Living with his partner, Geiger, in the United States, appears with stories in which he also flies over the threatening, such as the appearance of a snake in a circle formed by his four cats, during one of his breaks.
In others, Pearly, Ruby and Goldie appear, the chickens that they adopted together with their partner on Long Island, and they joined others baptized with the names of the wives of dead presidents, Eleonor, Jackie, Ladybird, Imelda and Evita, in a game of humanization that characterizes the coexistence between animals and people.

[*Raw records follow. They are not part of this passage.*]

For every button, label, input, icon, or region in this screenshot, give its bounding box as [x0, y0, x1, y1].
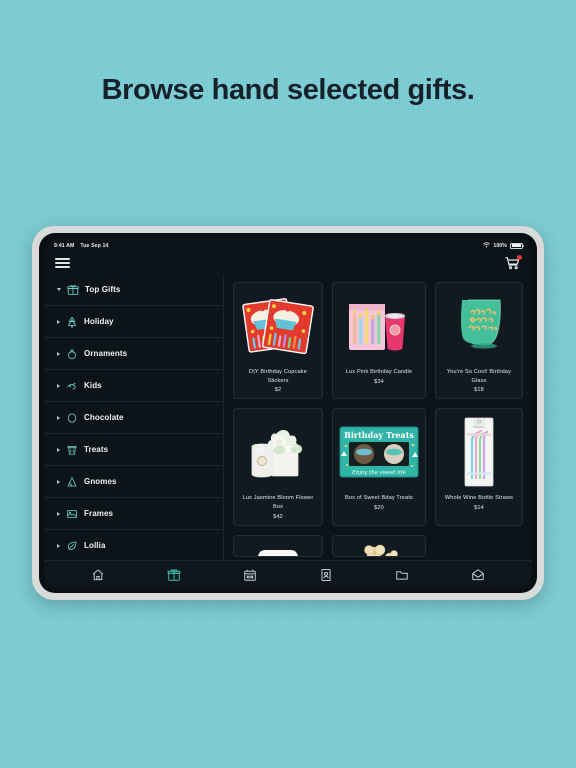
- sidebar-item-treats[interactable]: Treats: [44, 434, 223, 466]
- tab-folder[interactable]: [395, 568, 409, 582]
- battery-percent: 100%: [493, 242, 507, 249]
- sidebar-item-label: Holiday: [84, 317, 114, 326]
- product-price: $34: [374, 378, 384, 385]
- chevron-right-icon: [57, 383, 60, 388]
- hamburger-menu-icon[interactable]: [55, 258, 70, 268]
- tablet-device-frame: 9:41 AM Tue Sep 14 100% Top Gifts Holida…: [32, 226, 544, 600]
- product-card[interactable]: Lux Jasmine Bloom Flower Box $42: [233, 408, 323, 526]
- svg-text:Enjoy the sweet life: Enjoy the sweet life: [351, 470, 406, 476]
- kids-icon: [66, 380, 78, 392]
- ornament-icon: [66, 348, 78, 360]
- sidebar-item-kids[interactable]: Kids: [44, 370, 223, 402]
- flower-box-candle-image: [238, 415, 318, 489]
- sidebar-item-frames[interactable]: Frames: [44, 498, 223, 530]
- sidebar-item-label: Top Gifts: [85, 285, 121, 294]
- sidebar-item-label: Ornaments: [84, 349, 128, 358]
- sidebar-item-lollia[interactable]: Lollia: [44, 530, 223, 560]
- treats-box-image: Birthday Treats Enjoy the sweet life: [337, 415, 421, 489]
- status-date: Tue Sep 14: [80, 242, 109, 249]
- status-bar: 9:41 AM Tue Sep 14 100%: [44, 239, 532, 252]
- tab-mail[interactable]: [471, 568, 485, 582]
- battery-icon: [510, 242, 524, 249]
- svg-text:straws: straws: [473, 425, 485, 429]
- tab-gifts[interactable]: [167, 568, 181, 582]
- product-title: You're So Cool! Birthday Glass: [446, 369, 512, 384]
- sidebar-item-label: Chocolate: [84, 413, 124, 422]
- product-grid-scroll-area[interactable]: DIY Birthday Cupcake Stickers $2 Lux Pin…: [224, 274, 532, 560]
- product-title: Box of Sweet Bday Treats: [345, 495, 413, 502]
- gift-icon: [67, 284, 79, 296]
- product-card[interactable]: DIY Birthday Cupcake Stickers $2: [233, 282, 323, 400]
- tab-calendar[interactable]: [243, 568, 257, 582]
- sidebar-item-ornaments[interactable]: Ornaments: [44, 338, 223, 370]
- tab-home[interactable]: [91, 568, 105, 582]
- gnome-icon: [66, 476, 78, 488]
- chevron-right-icon: [57, 415, 60, 420]
- leaf-icon: [66, 540, 78, 552]
- product-title: Lux Jasmine Bloom Flower Box: [242, 495, 314, 510]
- sidebar-item-label: Kids: [84, 381, 102, 390]
- app-screen: 9:41 AM Tue Sep 14 100% Top Gifts Holida…: [44, 239, 532, 588]
- product-price: $14: [474, 504, 484, 511]
- status-time: 9:41 AM: [54, 242, 75, 249]
- sidebar-item-gnomes[interactable]: Gnomes: [44, 466, 223, 498]
- cocoa-icon: [66, 412, 78, 424]
- sidebar-item-top-gifts[interactable]: Top Gifts: [44, 274, 223, 306]
- tablet-bezel: 9:41 AM Tue Sep 14 100% Top Gifts Holida…: [39, 233, 537, 593]
- wine-straws-image: straws: [440, 415, 518, 489]
- sidebar-item-label: Treats: [84, 445, 109, 454]
- product-price: $20: [374, 504, 384, 511]
- tree-icon: [66, 316, 78, 328]
- product-card[interactable]: straws Whole Wine Bottle Straws $14: [435, 408, 523, 526]
- wifi-icon: [483, 241, 491, 250]
- chevron-right-icon: [57, 351, 60, 356]
- product-price: $42: [273, 513, 283, 520]
- pink-candle-image: [337, 289, 421, 363]
- frame-icon: [66, 508, 78, 520]
- chevron-right-icon: [57, 511, 60, 516]
- sidebar-item-holiday[interactable]: Holiday: [44, 306, 223, 338]
- chevron-right-icon: [57, 319, 60, 324]
- treats-icon: [66, 444, 78, 456]
- product-card[interactable]: [233, 534, 323, 557]
- product-card[interactable]: Lux Pink Birthday Candle $34: [332, 282, 426, 400]
- product-card[interactable]: You're So Cool! Birthday Glass $18: [435, 282, 523, 400]
- bottom-tab-bar: [44, 560, 532, 588]
- sidebar-item-label: Lollia: [84, 541, 106, 550]
- sidebar-item-label: Frames: [84, 509, 114, 518]
- app-bar: [44, 252, 532, 274]
- product-grid: DIY Birthday Cupcake Stickers $2 Lux Pin…: [233, 282, 523, 557]
- product-price: $2: [274, 387, 282, 394]
- product-price: $18: [474, 387, 484, 394]
- category-sidebar: Top Gifts Holiday Ornaments Kids Chocola…: [44, 274, 224, 560]
- page-title: Browse hand selected gifts.: [101, 74, 475, 106]
- chevron-right-icon: [57, 447, 60, 452]
- cart-badge: [517, 255, 522, 260]
- chevron-right-icon: [57, 543, 60, 548]
- main-content: Top Gifts Holiday Ornaments Kids Chocola…: [44, 274, 532, 560]
- sidebar-item-label: Gnomes: [84, 477, 117, 486]
- green-wine-glass-image: [440, 289, 518, 363]
- white-product-image: [238, 542, 318, 556]
- product-title: Lux Pink Birthday Candle: [345, 369, 413, 375]
- product-title: Whole Wine Bottle Straws: [444, 495, 514, 502]
- product-card[interactable]: Birthday Treats Enjoy the sweet life Box…: [332, 408, 426, 526]
- product-card[interactable]: [332, 534, 426, 557]
- popcorn-product-image: [337, 542, 421, 556]
- chevron-right-icon: [57, 479, 60, 484]
- chevron-down-icon: [57, 288, 61, 291]
- sticker-sheet-image: [238, 289, 318, 363]
- shopping-cart-icon[interactable]: [504, 255, 522, 271]
- tab-contacts[interactable]: [319, 568, 333, 582]
- product-title: DIY Birthday Cupcake Stickers: [249, 369, 307, 384]
- sidebar-item-chocolate[interactable]: Chocolate: [44, 402, 223, 434]
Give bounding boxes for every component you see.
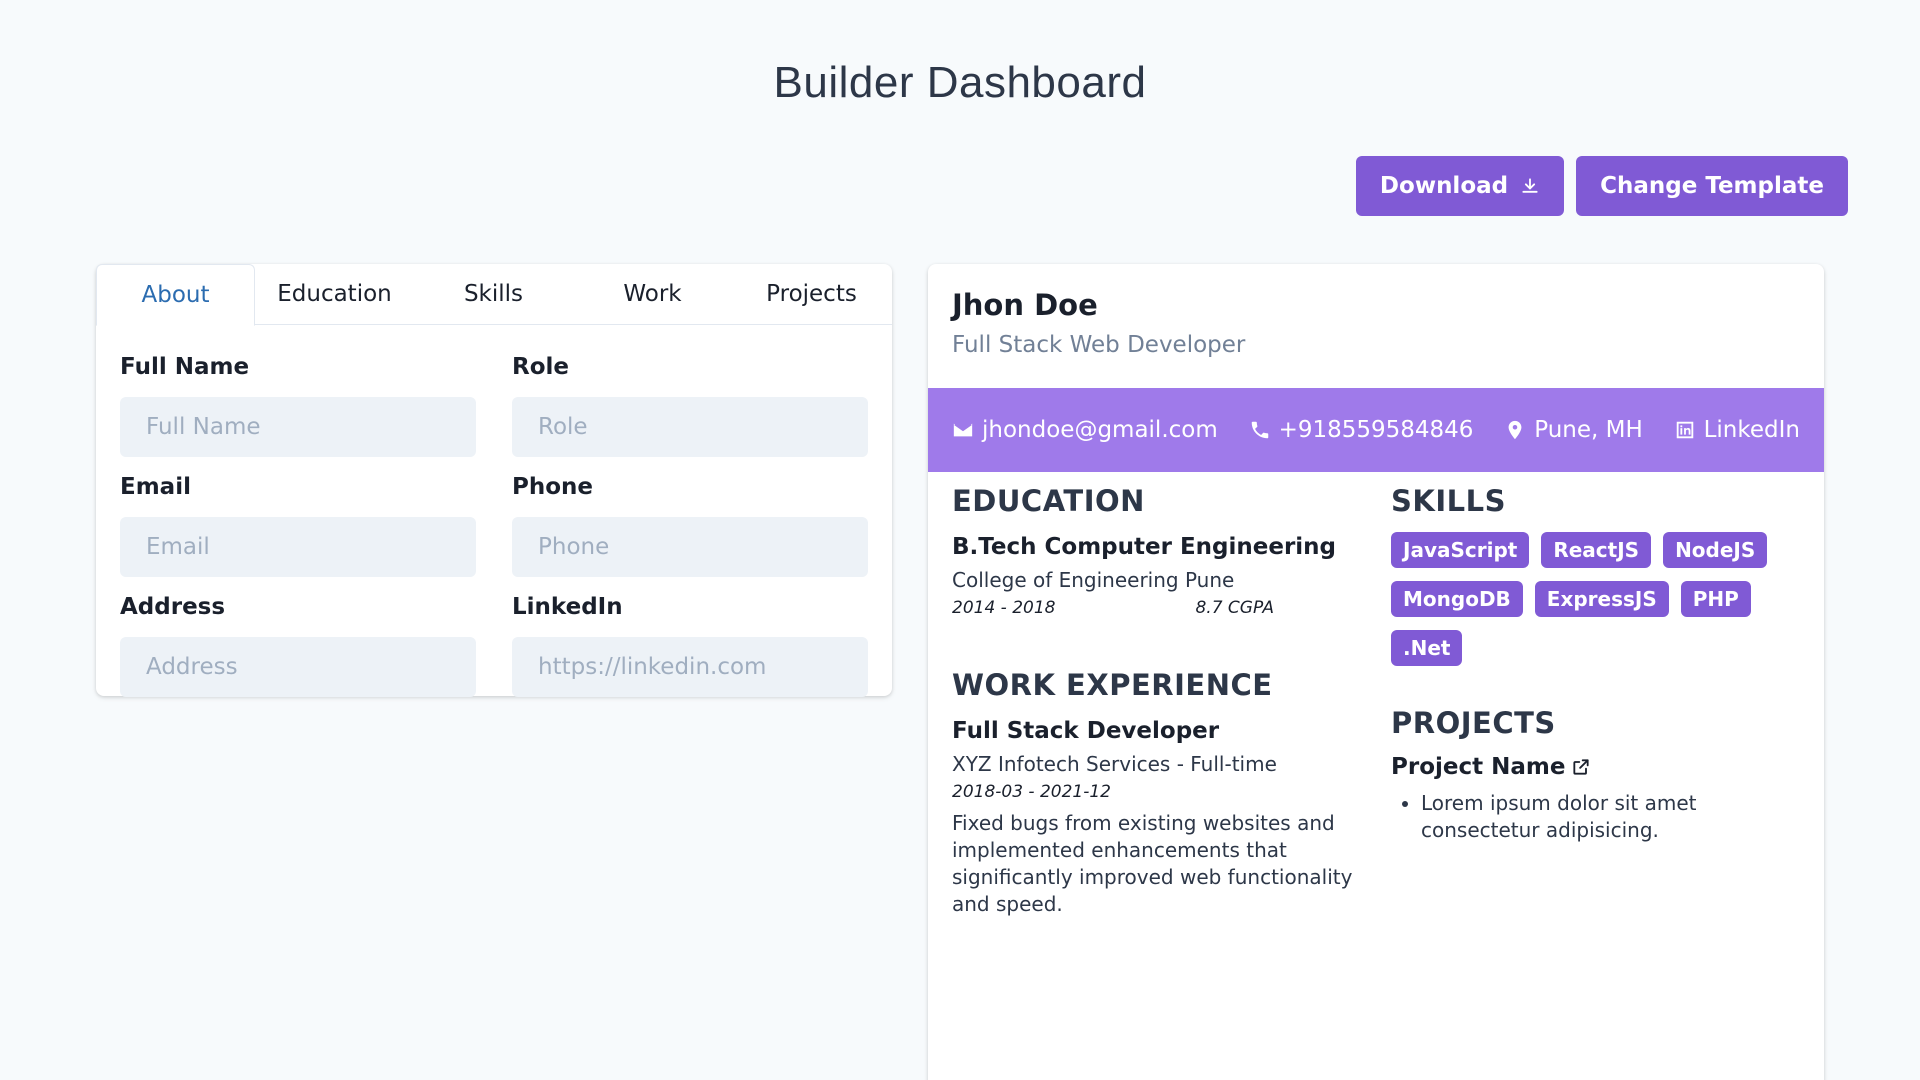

With the death of several of these chickens, “another batch arrived, full of energy, this time they received the names of gay athletes -Martina Navratilova, Renée Richards, Billie Jean King- because they challenged the binary in an exemplary way”. Then, three Polish chicks arrived with a platinum blonde wig instead of a crest, which reminded them of Andy Warhol, for which they called them “the Warhola girls or, sometimes, the Warholitas”, since the artist’s last name was originally Wharhola, says the author in the work.
Between mentions of Borges and other evocations, Molloy rescues Gloria the cat in one of the stories, turned into Glory, a great provider of trophies such as dead rats and dying birds, and in which she realizes the healing power of felines. “When I was recovering from that accident in which I broke my leg, someone told me that cats, or more precisely the purring of cats, helped to weld bones. This opinion, not at all scientific but not necessarily wrong, It was reaffirmed by a friend. I spent two months in the room that overlooked the garden, unable to walk, with my leg raised, rod-shaped, and Glory in my skirt,” she recalls.
The special love for cats is a constant in this book by Molloy, where he reports constant adoptions of cats, among which he remembers Circulita, an almost blind cat, who walked in circles, but surprisingly, never collided with any kind of object.
Among these adoptions, Charly also appears, “a Portuguese water dog, elegant, obedient, with a sense of humor” that one day when he was left alone, but in the company of a cat “ate (out of rage?) half a volume of the memoirs by Lucio Mansilla”.